Specifically, gentlemen, my criticism concerns that cocky little summary of yours at the bottom of the menu. “BEST Soda Fountains” you proclaim flatly, “are BEST because: the ice creams contain no `fillers’ (starch, albumen, etc.); the syrups are made from cane sugar and real fruits; the coffee is a special blend made the modern Silex way with a specially filtered water,” and so forth. Lest some of the younger boys in the troop think the millennium has come to the City of Our Lady, Queen of the Angels, what are the facts?

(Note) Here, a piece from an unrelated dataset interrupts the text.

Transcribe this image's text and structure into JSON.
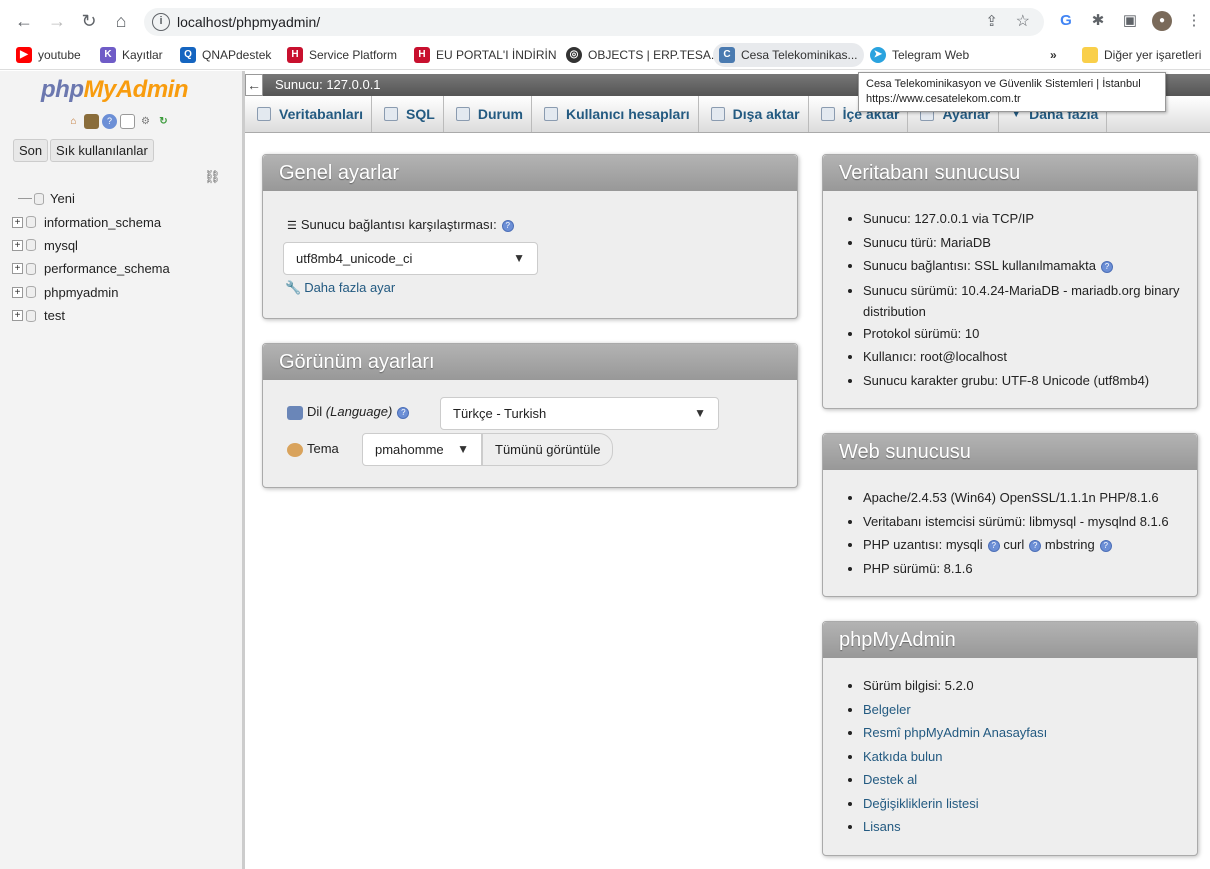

In the first place, you needn’t think you can woo me with any such tinsel as “the ice creams contain no `fillers’ (starch, albumen, etc.).” One thing I’ll have in my ice cream or it’s no dice –— and that’s fillers. I don’t even insist on ice cream as long as I can stuff myself with fillers. You heap my plate with albumen and starch (any kind, even laundry starch) and stand clear. Call me a piggy if you want to, but I just can’t get enough of that starch.

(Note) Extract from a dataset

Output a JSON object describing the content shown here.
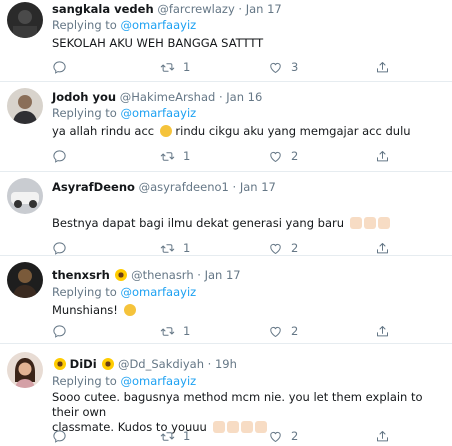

Quite honestly, your statement that the syrups “are made from cane sugar and real fruits” surprised me. If that’s a boast, I must say it’s a pretty hollow one. It might interest you to know that back in 1917 the Allied High Command specified beet sugar and false fruits in all syrups purchased by its commissary department. Didn’t know that, did you? Probably too busy evading the draft at the time. Well, you just ask any biochemist his recommendation on sugars, as I did recently; you’ll get the same terse answer: beet sugar and false fruits. I have this cousin of mine who is a perfect wiz at chemistry –— really astonishing marks for a boy of nineteen in high school –— and no matter what you ask him, he’ll give you the same answer: beet sugar and false fruits. Frankly, the family’s getting a little worried about it; they have to keep Benny chained to a ring in the floor most of the time.

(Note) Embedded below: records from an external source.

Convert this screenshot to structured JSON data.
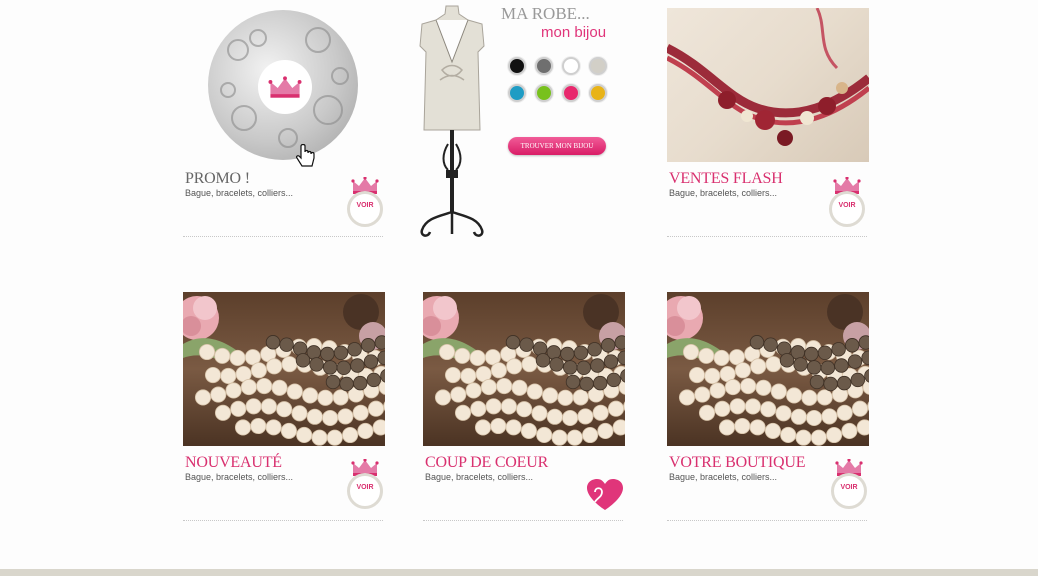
{
  "colors": {
    "brand_pink": "#d9306f",
    "muted_title": "#666666",
    "footer": "#d9d6cc"
  },
  "promo": {
    "title": "PROMO !",
    "subtitle": "Bague, bracelets, colliers...",
    "voir": "VOIR",
    "badge_icon": "crown-icon",
    "cursor_icon": "hand-pointer-icon"
  },
  "configurator": {
    "title": "MA ROBE...",
    "subtitle": "mon bijou",
    "swatches": [
      {
        "name": "black",
        "color": "#111111"
      },
      {
        "name": "grey",
        "color": "#6f6f6f"
      },
      {
        "name": "white",
        "color": "#ffffff"
      },
      {
        "name": "beige",
        "color": "#d2cfc7"
      },
      {
        "name": "blue",
        "color": "#1f9cc4"
      },
      {
        "name": "green",
        "color": "#78c11d"
      },
      {
        "name": "pink",
        "color": "#e8286d"
      },
      {
        "name": "yellow",
        "color": "#e8b318"
      }
    ],
    "cta": "TROUVER MON BIJOU"
  },
  "cards": [
    {
      "title": "VENTES FLASH",
      "subtitle": "Bague, bracelets, colliers...",
      "voir": "VOIR",
      "image": "necklace-photo"
    },
    {
      "title": "NOUVEAUTÉ",
      "subtitle": "Bague, bracelets, colliers...",
      "voir": "VOIR",
      "image": "pearls-photo"
    },
    {
      "title": "COUP DE COEUR",
      "subtitle": "Bague, bracelets, colliers...",
      "image": "pearls-photo",
      "badge_icon": "heart-icon"
    },
    {
      "title": "VOTRE BOUTIQUE",
      "subtitle": "Bague, bracelets, colliers...",
      "voir": "VOIR",
      "image": "pearls-photo"
    }
  ]
}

Furthermore, it’s useless to try to creep into my heart with any blandishments like “the coffee is a special blend made the modern Silex way with a specially filtered water.” Filtering Los Angeles water robs it of its many nourishing ingredients, not the least of which is chow mein. It is an interesting fact, known to anybody who has ever been interned in that city or its suburbs, that the water possesses a rich content of subgum almond chow mein, Cantonese style, and one or two cases have even been reported where traces of peanut candy and lichee nuts were found. The assertion of a friend of mine that he once saw an Irish houseboy come out of a water faucet, of course, must be regarded as apocryphal. The Irish are a wiry little people, but they are not as wiry as all that. Nor are they ready as yet for the self-government which my distinguished opponents, the gentlemen of the affirmative, claim they should have. And so, honorable judges and ladies and gentlemen, we of the negative conclude that the Irish should not be given their independence because (1) we need them for a coaling station, (2) there is a high percentage of illiteracy, and (3) if we do, Ireland will soon be snatching up Guam -—- or “chewing Guam,” so to speak. I thank you.